Alsobrooks has Bold Plans for Prince George's County
James Wright | 1/12/2011, 5:15 p.m.
The first elected female prosecutor in the history of Prince George's County has widespread support among county leaders as she seeks to upgrade her office, pursue domestic violence cases more vigorously and reduce recidivism among the county's criminal population.
Angela Alsobrooks was sworn in as the first elected female state's attorney in Prince George's County on Mon., Jan. 3 at a private ceremony in Upper Marlboro, Md. Alsobrooks, 39, said she has bold plans for the office.
"I plan on bringing resources to our office," she said.
"I plan on hiring a full-time grants writer [who] will help bring in the dollars needed to continue to make this office effective. I also want to improve the technological needs of our attorneys and staff."
Alsobrooks was publicly sworn in at a ceremony, known as an investiture, on Tue., Jan. 4 at the Prince George's County Courthouse -- Courtroom M3400 in Upper Marlboro. She was praised for her hard work and dedication to public service before an estimated crowd of 70, which included U.S. Sen. Benjamin Cardin (D-Md.) and Prince George's County Councilmembers Andrea Harrison (D-District 5), Karen Toles (D-District 7) and Mel Franklin (D-District 9).
U.S. District Court of Maryland Judge Alexander Williams said he knows that Alsobrooks will do well.
"I remember when Angela worked for me as a judicial intern and she was outstanding," said Williams, 62, the first Black to serve as state's attorney in the county. "She is smart, tough, tenacious and confident.
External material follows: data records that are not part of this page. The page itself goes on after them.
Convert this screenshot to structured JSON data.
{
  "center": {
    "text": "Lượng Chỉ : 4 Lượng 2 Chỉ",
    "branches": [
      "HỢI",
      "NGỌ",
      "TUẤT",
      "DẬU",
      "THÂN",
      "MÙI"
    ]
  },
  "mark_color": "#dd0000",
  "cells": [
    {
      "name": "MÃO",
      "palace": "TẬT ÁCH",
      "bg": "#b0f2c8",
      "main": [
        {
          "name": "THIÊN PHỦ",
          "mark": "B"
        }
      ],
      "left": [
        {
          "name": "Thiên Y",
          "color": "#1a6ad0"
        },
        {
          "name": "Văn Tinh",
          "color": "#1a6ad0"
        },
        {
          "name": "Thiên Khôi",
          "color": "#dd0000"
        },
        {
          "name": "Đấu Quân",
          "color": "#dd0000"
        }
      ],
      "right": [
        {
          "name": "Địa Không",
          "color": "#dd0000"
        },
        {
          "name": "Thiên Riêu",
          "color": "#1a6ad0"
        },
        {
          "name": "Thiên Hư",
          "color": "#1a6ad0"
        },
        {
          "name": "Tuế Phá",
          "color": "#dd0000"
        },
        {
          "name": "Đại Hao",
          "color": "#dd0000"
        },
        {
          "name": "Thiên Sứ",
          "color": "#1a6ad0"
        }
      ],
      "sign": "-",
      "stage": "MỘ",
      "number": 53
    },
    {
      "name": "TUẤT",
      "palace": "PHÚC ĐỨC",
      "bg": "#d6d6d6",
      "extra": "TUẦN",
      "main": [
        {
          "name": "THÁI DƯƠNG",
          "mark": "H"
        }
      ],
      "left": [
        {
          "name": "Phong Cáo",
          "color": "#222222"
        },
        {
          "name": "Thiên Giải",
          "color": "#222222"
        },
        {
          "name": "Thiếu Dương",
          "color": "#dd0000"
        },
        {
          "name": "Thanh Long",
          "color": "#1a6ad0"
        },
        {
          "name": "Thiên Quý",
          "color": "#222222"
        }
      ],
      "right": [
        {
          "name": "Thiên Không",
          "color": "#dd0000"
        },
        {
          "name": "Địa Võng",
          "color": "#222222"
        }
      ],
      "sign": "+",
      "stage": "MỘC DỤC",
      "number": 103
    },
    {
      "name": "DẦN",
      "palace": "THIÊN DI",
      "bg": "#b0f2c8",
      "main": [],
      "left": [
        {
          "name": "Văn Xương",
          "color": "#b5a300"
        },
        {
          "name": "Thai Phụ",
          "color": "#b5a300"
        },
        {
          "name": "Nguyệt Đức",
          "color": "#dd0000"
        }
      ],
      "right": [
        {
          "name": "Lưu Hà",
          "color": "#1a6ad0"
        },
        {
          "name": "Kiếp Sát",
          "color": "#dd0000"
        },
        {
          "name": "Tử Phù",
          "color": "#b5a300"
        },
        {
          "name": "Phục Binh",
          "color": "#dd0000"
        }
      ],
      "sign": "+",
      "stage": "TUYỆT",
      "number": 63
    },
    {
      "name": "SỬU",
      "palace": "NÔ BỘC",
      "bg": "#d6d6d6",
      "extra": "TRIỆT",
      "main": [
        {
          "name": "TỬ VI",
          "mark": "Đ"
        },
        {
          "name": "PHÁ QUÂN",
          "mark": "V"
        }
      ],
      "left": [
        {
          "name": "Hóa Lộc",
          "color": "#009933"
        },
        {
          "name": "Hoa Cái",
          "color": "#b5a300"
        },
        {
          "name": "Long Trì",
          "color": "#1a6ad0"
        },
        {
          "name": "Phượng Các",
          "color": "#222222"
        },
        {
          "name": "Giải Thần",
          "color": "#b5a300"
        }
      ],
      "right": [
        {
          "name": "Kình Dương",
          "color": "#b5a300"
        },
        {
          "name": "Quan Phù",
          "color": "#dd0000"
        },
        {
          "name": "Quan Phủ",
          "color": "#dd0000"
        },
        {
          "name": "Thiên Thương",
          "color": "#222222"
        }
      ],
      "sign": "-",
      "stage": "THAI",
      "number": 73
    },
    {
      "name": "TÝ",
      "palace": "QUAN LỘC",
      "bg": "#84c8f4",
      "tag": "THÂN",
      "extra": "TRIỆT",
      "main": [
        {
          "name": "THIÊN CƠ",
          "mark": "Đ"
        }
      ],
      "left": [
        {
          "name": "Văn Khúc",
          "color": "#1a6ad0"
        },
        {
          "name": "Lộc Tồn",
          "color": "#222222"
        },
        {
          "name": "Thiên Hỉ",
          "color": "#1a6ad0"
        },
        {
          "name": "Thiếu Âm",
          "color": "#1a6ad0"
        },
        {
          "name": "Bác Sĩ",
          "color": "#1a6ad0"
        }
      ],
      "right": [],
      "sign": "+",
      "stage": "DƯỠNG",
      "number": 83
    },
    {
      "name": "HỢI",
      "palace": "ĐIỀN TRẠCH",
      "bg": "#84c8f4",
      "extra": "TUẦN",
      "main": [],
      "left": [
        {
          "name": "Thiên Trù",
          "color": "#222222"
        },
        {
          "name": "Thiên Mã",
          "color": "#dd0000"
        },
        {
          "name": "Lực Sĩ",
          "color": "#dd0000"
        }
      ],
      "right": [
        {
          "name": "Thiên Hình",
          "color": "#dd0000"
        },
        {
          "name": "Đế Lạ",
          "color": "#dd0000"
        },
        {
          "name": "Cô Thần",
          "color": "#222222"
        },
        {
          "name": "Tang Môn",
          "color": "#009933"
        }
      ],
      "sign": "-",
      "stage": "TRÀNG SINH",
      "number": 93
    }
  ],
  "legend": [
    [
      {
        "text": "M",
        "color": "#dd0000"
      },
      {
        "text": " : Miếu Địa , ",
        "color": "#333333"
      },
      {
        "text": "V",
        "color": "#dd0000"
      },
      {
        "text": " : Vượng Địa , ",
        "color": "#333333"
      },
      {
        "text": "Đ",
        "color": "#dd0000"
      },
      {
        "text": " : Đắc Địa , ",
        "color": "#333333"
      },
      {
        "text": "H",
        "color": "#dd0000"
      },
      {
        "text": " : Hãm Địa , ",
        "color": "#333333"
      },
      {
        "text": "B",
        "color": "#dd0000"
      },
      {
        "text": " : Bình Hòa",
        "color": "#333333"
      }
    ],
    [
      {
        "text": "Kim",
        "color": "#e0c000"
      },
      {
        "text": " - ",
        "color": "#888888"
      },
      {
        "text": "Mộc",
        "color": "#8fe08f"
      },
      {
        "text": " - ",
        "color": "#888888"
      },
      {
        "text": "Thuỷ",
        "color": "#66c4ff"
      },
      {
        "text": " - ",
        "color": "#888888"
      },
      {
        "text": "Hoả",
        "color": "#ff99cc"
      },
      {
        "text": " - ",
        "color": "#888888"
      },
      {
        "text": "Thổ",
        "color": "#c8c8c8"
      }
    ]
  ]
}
She will be responsible, thoughtful and fair."
The Prince George's State's Attorney has about 70 prosecutors working for it, serving 834,500 residents. This number compares with 360 Assistant U.S. Attorneys in the District of Columbia, which has a population of 600,000 and Baltimore City, with a population of 637, 418, has about 300 prosecutors in its state's attorney's office.
Alsobrooks is well-aware of the disparity and said that she will work with federal and state partners and stakeholders, such as the U.S. Attorney of Maryland and the members of the Maryland General Assembly in Annapolis to try to bring prosecutor equity to the county.
Prince George's County Executive Rushern Baker, who spoke at the investiture, said that he will be happy to work with Alsobrooks.
"We won't let you fail because you have everything to succeed," Baker, 52, said. "You have the tenacity and the power and I am proud to be one of your partners."
Alsobrooks said that she does not plan a massive shake-up of staff and will "encourage them to do their best work."
"That's the goal," she said.
Alsobrooks said that while violent crime has declined, domestic abuse is on the increase. Stemming the tide of domestic violence is one of her goals, one that her predecessor Glenn Ivey worked hard to curtail.
She said that a key component of fighting crime is reducing recidivism, which means stopping ex-offenders from being re-incarcerated.
"I want to set up offender productive training," she said. "That is the smartest way to fight crime is by not letting it start."
Alsobrooks is a 1993 graduate of Duke University in Durham, N.C. She received her law degree from the University of Maryland School of Law in Baltimore in 1996 and was the first full-time domestic violence prosecutor in the county's history under then State's Attorney Jack Johnson.
In 2002, she served as the educational liaison under Johnson when he was elected as the county executive that year. Two years later, she was picked by Johnson to be the executive director of the Revenue Authority.
Alsobrooks won the Democratic Party primary for state's attorney on Tue., Sept. 14, defeating four other challengers. She faced no opposition on Tue., Nov. 2.
Alsobrooks, in her address at the investiture, said that she is "heir to an ancient tradition but faces contemporary challenges."
"For many people, our office is the last best hope that justice will be done," she said. "I promise to the people of Prince George's County firm, fair and consistent prosecutions."